Civil society voices reject World Bank’s selection as Fund host
As the Bank emerged as the likely host of the LDF in November, developing countries put forward a wide-ranging list of demands required for them to agree to the proposal, including autonomy of the Fund’s board to select its executive director and to “establish and utilize its eligibility criteria, based on guidance from the [UNFCCC and the Paris Agreement], including in cases where it differs from the criteria of the World Bank.”
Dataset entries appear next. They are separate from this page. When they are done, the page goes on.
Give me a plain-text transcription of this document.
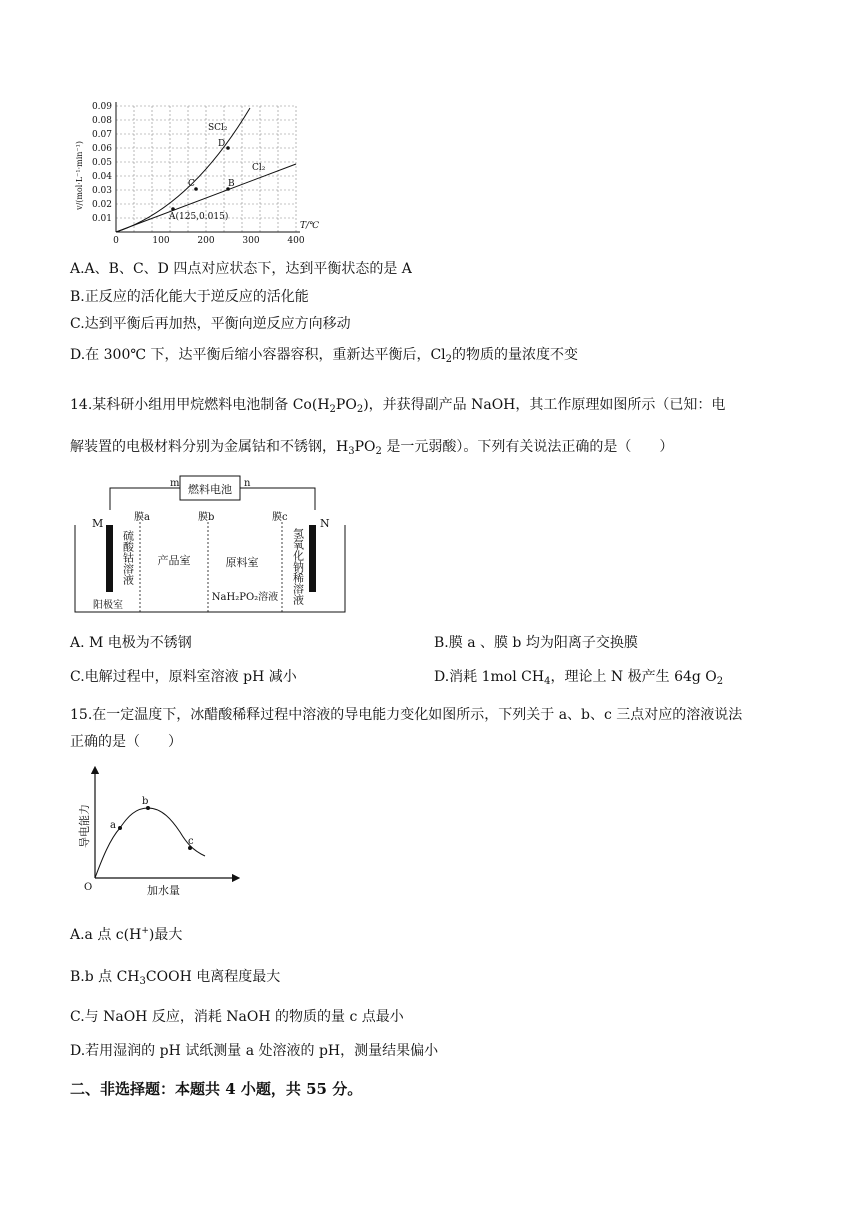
0.09
0.08
0.07
0.06
0.05
0.04
0.03
0.02
0.01
0	100	200	300	400
T/℃
v/(mol·L⁻¹·min⁻¹)
SCl₂
Cl₂
A(125,0.015)
B
C
D
A.A、B、C、D 四点对应状态下，达到平衡状态的是 A
B.正反应的活化能大于逆反应的活化能
C.达到平衡后再加热，平衡向逆反应方向移动
D.在 300℃ 下，达平衡后缩小容器容积，重新达平衡后，$Cl_2$的物质的量浓度不变
14.某科研小组用甲烷燃料电池制备 $Co(H_2PO_2)$，并获得副产品 NaOH，其工作原理如图所示（已知：电
解装置的电极材料分别为金属钴和不锈钢，$H_3PO_2$ 是一元弱酸）。下列有关说法正确的是（　　）
燃料电池
m	n
M	N
膜a	膜b	膜c
硫酸钴溶液	氢氧化钠稀溶液
产品室	原料室
NaH₂PO₂溶液
阳极室
A. M 电极为不锈钢	B.膜 a 、膜 b 均为阳离子交换膜
C.电解过程中，原料室溶液 pH 减小	D.消耗 1mol $CH_4$，理论上 N 极产生 64g $O_2$
15.在一定温度下，冰醋酸稀释过程中溶液的导电能力变化如图所示，下列关于 a、b、c 三点对应的溶液说法
正确的是（　　）
a
b
c
O	加水量
导电能力
A.a 点 c(H+)最大
B.b 点 $CH_3COOH$ 电离程度最大
C.与 NaOH 反应，消耗 NaOH 的物质的量 c 点最小
D.若用湿润的 pH 试纸测量 a 处溶液的 pH，测量结果偏小
二、非选择题：本题共 4 小题，共 55 分。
Civil society advocates also voiced strong concerns about the Bank being selected as the host. “The World Bank, as the interim host of the new Loss and Damage Fund, embodies a deeply flawed approach,” said Harjeet Singh of Climate Action Network International. “Rooted in neoliberal policies, its governance structure has long favoured wealthy nations, often to the detriment of developing countries. The Loss and Damage Fund must be independent, equitable, and truly attuned to the needs of vulnerable communities. It cannot be under the control of an institution with a history of inequitable and environmentally detrimental practices” (see Briefing, The World Bank and the environment: A legacy of negligence, reform, and dysfunction).
Although the LDF will be under its own governance structure – rather than under the control of the Bank’s board of directors where the US retains de facto veto power over key decisions – there are other reasons to be concerned about the hosting arrangement.
In an op-ed for online news outlet Climate Home on 3 November, David Archer of ActionAid International, who is a civil society representative at the Global Partnership for Education (GPE) – one of 26 financial intermediary funds currently hosted by the World Bank – commented on the increasing administrative fees charged by the Bank in recent years: “A few years ago, this went up to 17% [from 12% of the Secretariat’s costs] and then the bank tried to increase it to 24%. This provoked outrage from the GPE board who negotiated it down to 20.5%.”
The notion of the Bank being an ‘interim’ host of the LDF was also greeted with incredulity by civil society observers, after the long-running saga of the World Bank-hosted Climate Investment Funds (CIFs). When the CIFs were created in 2008, a ‘sunset clause’ was included, with the understanding that the CIFs would later close to make way for a UN-based climate fund. Despite the subsequent creation of the UN-based Green Climate Fund, the decision to invoke the sunset clause was delayed in 2016 and suspended indefinitely in 2019 (see Observer Summer 2019).